Le propre du sentiment est d’être une sensibilité interne c’est-à-dire qui ne se source pas sur la relation au monde extérieur et s’oppose par là à la sensibilité externe (sensitivité) composée de nos 5 sens dispensateurs de sensations.
Si la sensitivité se rapporte au corps, la sentimentalité (on dit aussi affectivité) se rapporte à l’esprit dont elle constitue d’ailleurs la forme d’activité la plus fondamentale : on peut cesser de raisonner, on peut cesser de réfléchir, on peut même cesser d’avoir des sensations (sommeil), mais on ne cesse jamais d’éprouver des sentiments. Tel est le fond de notre conscience d’exister que de toujours osciller, d’un sentiment à l’autre, selon la polarité du bien et du mal (ou de la joie et de la tristesse dixit Spinoza). Et c’est bien à partir du cours de cette vie affective intérieure que se motivent les choix par lesquels se concrétise notre liberté.
L’émotion est un bouleversement en ce qu’elle fait déborder la sentimentalité de l’individu de son cours habituel. Comme le remarque également Kant, l’émotion « ne laisse pas le sujet parvenir à la réflexion. », elle sème le désordre dans l’ordonnancement ordinaire des facultés spirituelles. Pire, elle envahit le corps lui-même qui manifeste alors des symptômes incontrôlés souvent très contre-productifs à l’utilité présente de l’individu (paralysie motrice, mains moites, bégaiement, rougeurs, etc.)
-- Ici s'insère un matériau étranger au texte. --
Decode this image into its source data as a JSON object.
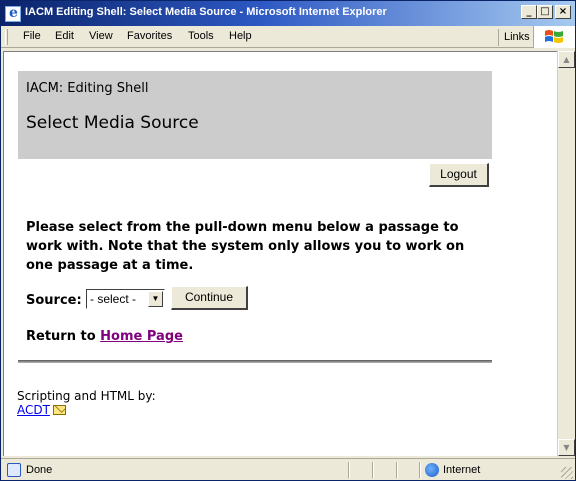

De plus, dans l’émotion l’individu se retrouve soustrait du monde commun ; ce que Sartre exprimait ainsi : « Toutes les émotions reviennent à constituer un monde magique en utilisant notre corps comme moyen d’incantation. »
Comme tous les états de sensibilité, l’émotion signale une situation de passivité de l’individu humain. Mais dans le sentiment comme dans la sensation cette passivité est un complément heureux de l’activité de l’homme puisqu’elle lui apporte l’information qui lui est nécessaire pour donner sens à sa liberté.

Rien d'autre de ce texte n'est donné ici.